Well, a part of it, perhaps. We have to choose. Either we pick one
multimedia solution, use it for KDE and drop everything else, or we create
a (simple) framework that allows us to dynamically use any external software
we want. If we pick one and use that, we are running the risk that we will
have to face the same problem in a few years time as we are facing now.
What if something much better than GStreamer pops up in the near future?
What do we do then?

For example, say we have an application that needs an equaliser. It uses
GStreamer's, because we chose GStreamer as our multimedia platform. But
then, KDE switches to QStreamer. Our application still needs an equaliser.
If KDE would offer an abstraction of the equaliser, our application would
never know the difference. If the abstraction would not be there, we would
have to port the application.


> The fact is, KDE needs to *depend* upon a standard set of decoders and
> sound output.

For the more advanced multimedia applications: Yes they need a basic set
of decoders and stuff. But I don't think we should tie applications to a
standard set of tools. Since such a basic set will probably be quite
limited, the applications that have to use it will be just as limited.
Applications need to be allowed to use non-standard tools as well.

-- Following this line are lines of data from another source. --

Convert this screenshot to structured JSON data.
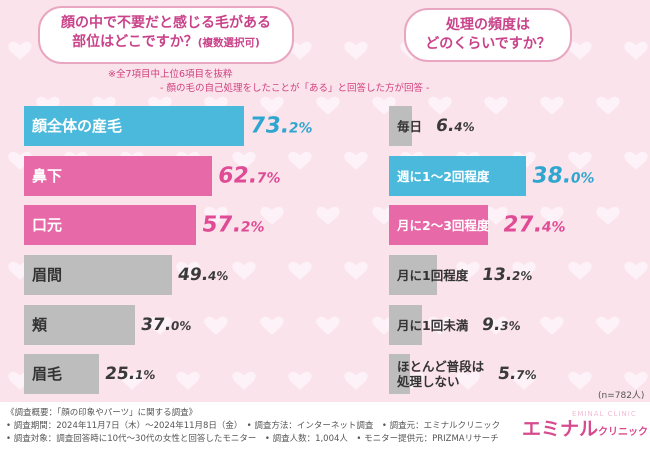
{
  "left_question": {
    "line1": "顔の中で不要だと感じる毛がある",
    "line2": "部位はどこですか？",
    "line2_small": "(複数選択可)"
  },
  "right_question": {
    "line1": "処理の頻度は",
    "line2": "どのくらいですか？"
  },
  "note_top": "※全7項目中上位6項目を抜粋",
  "note_sub": "- 顔の毛の自己処理をしたことが「ある」と回答した方が回答 -",
  "sample_note": "(n=782人)",
  "chart_data": [
    {
      "type": "bar",
      "orientation": "horizontal",
      "title": "顔の中で不要だと感じる毛がある部位はどこですか？(複数選択可)",
      "categories": [
        "顔全体の産毛",
        "鼻下",
        "口元",
        "眉間",
        "頬",
        "眉毛"
      ],
      "values": [
        73.2,
        62.7,
        57.2,
        49.4,
        37.0,
        25.1
      ],
      "value_labels": [
        {
          "int": "73.",
          "dec": "2%"
        },
        {
          "int": "62.",
          "dec": "7%"
        },
        {
          "int": "57.",
          "dec": "2%"
        },
        {
          "int": "49.",
          "dec": "4%"
        },
        {
          "int": "37.",
          "dec": "0%"
        },
        {
          "int": "25.",
          "dec": "1%"
        }
      ],
      "bar_colors": [
        "#4bb9dc",
        "#e869a8",
        "#e869a8",
        "#bdbdbd",
        "#bdbdbd",
        "#bdbdbd"
      ],
      "unit": "%"
    },
    {
      "type": "bar",
      "orientation": "horizontal",
      "title": "処理の頻度はどのくらいですか？",
      "categories": [
        "毎日",
        "週に1～2回程度",
        "月に2～3回程度",
        "月に1回程度",
        "月に1回未満",
        "ほとんど普段は処理しない"
      ],
      "category_lines": [
        [
          "毎日"
        ],
        [
          "週に1～2回程度"
        ],
        [
          "月に2～3回程度"
        ],
        [
          "月に1回程度"
        ],
        [
          "月に1回未満"
        ],
        [
          "ほとんど普段は",
          "処理しない"
        ]
      ],
      "values": [
        6.4,
        38.0,
        27.4,
        13.2,
        9.3,
        5.7
      ],
      "value_labels": [
        {
          "int": "6.",
          "dec": "4%"
        },
        {
          "int": "38.",
          "dec": "0%"
        },
        {
          "int": "27.",
          "dec": "4%"
        },
        {
          "int": "13.",
          "dec": "2%"
        },
        {
          "int": "9.",
          "dec": "3%"
        },
        {
          "int": "5.",
          "dec": "7%"
        }
      ],
      "bar_colors": [
        "#bdbdbd",
        "#4bb9dc",
        "#e869a8",
        "#bdbdbd",
        "#bdbdbd",
        "#bdbdbd"
      ],
      "unit": "%"
    }
  ],
  "footer": {
    "line1": "《調査概要：「顔の印象やパーツ」に関する調査》",
    "line2": "• 調査期間：2024年11月7日（木）～2024年11月8日（金）　• 調査方法：インターネット調査　• 調査元：エミナルクリニック",
    "line3": "• 調査対象：調査回答時に10代～30代の女性と回答したモニター　• 調査人数：1,004人　• モニター提供元：PRIZMAリサーチ"
  },
  "brand": {
    "main": "エミナル",
    "sub": "クリニック",
    "en": "EMINAL CLINIC"
  }
}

> Unless this support is *guaranteed*, applications will be
> forced to go reinvent the wheel over and over again, getting the support
> that is lacking in kdelibs.

Applications are not guaranteed that anyone has TagLib on his computer.
Yet, applications don't have to invent their own TagLib. Same here. The
user will have to provide the tools that the application requires. Perhaps
we need to guarantee some basic stuff, but we should not limit ourselves
to it.

> More abstraction isn't what's needed.   Standardization is what is needed.
> Without a standard, guaranteed set of features, featureful application
> development is hindered.

Abstraction is a means of standardization. From the
application programmer's view. Standardization implies less
flexibility.

> The lowest common denominator isn't the answer either, becuase then every
> app who wants higher than that will just reinvent it anyway!

That's exactly why I propose a dual-level API.